Menoleh. Tidak. Ia tidak lupa jika seseorang juga duduk dihadapannya. Setidaknya itulah alasan mengapa ia lebih senang melongok ke jendela.

"Kau sendiri kenapa juga repot-repot mengurusi urusanku. Pikirkan saja orang yang juga ingin kau temui Halilintar. Sampai sekarang dia juga belum datang, kan?" Ying berkata ketus.

Jika ingin tahu, Ying sendiri juga sedang memiliki acara penting –meet up- dengan teman dunia mayanya. Meski ia tidak tahu persis siapa yang ia temui –apakah laki-laki atau perempuan- ia tetap ingin bertemu. Tentu saja karena Ying juga penasaran dengan wajah seseorang yang selalu membaca dan memberikan support pada blog miliknya.

Tapi hari ini ...

Hari Minggu. Tanggal 17 Februari. Cafe dengan pengunjung yang masih sepi.
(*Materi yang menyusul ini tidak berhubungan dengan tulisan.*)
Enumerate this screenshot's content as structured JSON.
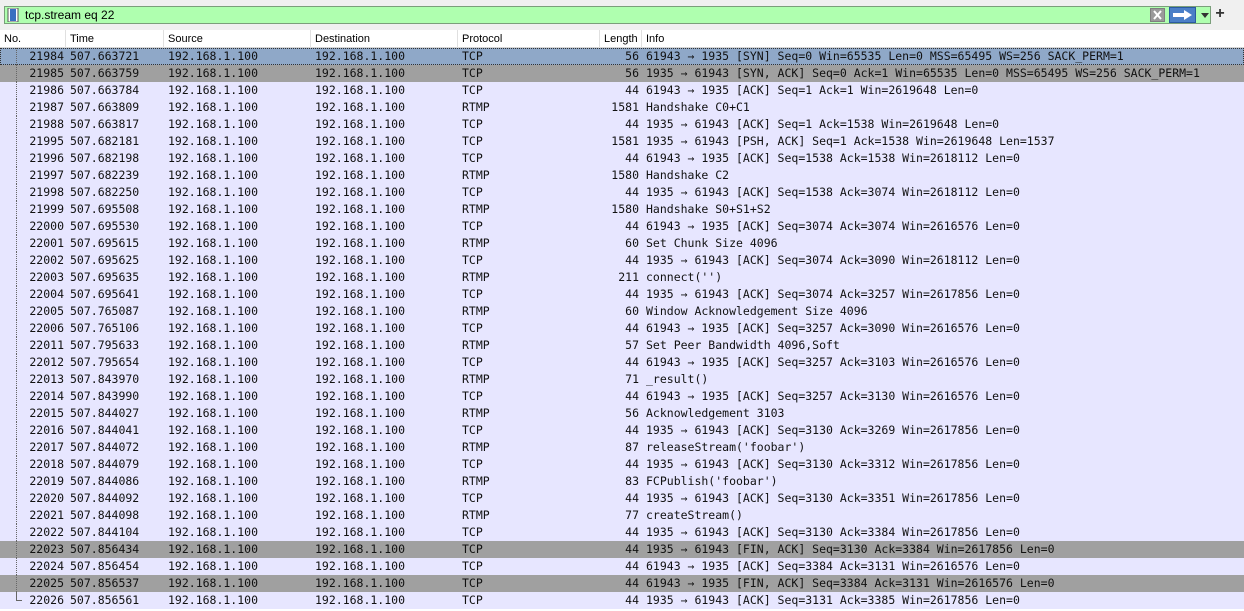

Hujan deras disertai petir yang seolah ingin menghancurkan momennya. Barangkali, hari ini memang hari sialnya sampai-sampai Tuhan membuat skenario untuk mempertemukannya dengan laki-laki yang paling tidak ingin ia temui di hari penting seperti ini.

Ying merasa dikhianati

"Tidak masalah. Dia sudah meminta izin padaku untuk bertemu seseorang lebih dulu sebelum bertemu denganku."

Halilintar berbicara setelah menyesap cokelat panasnya. Ying memutar mata.

You've been thought Busier than ever

We small talks, work and the weather

Your guard is up and I know why~~

Halilintar. 20 tahun. Mata merah (Ying yakin itu soft lense). Rambut hitam yang di pangkas rapi. Celana Chino hitam dan sweater merah. Ying benci mengakuinya, tapi Halilintar memang menawan. Apalagi jika dia tersenyum seperti itu. Rasanya-

Apa? Tersenyum?

"Kau terpesona?"

Ying tersedak kopinya. Ha? Tapi bukankah dia sedang tidak menyesap kopi? Omong-omong ia baru ingat kalau kopinya sama sekali belum disentuh.

"Tidak." Menggeleng, lalu mencari topik untuk mengalihkan pembicaraan. "Hanya saja aku sedih melihatmu diduakan."

"Diduakan?" Halilintar mengerjap. "Hanya gadis bodoh, atau barangkali sudah gila karena berani menduakan orang sepertiku."

Ying memutar mata. "Kalau begitu, atas alasan apa dia lebih memilih bertemu orang lain daripada bertemu denganmu. Kalau tidak diduakan, namanya apa?"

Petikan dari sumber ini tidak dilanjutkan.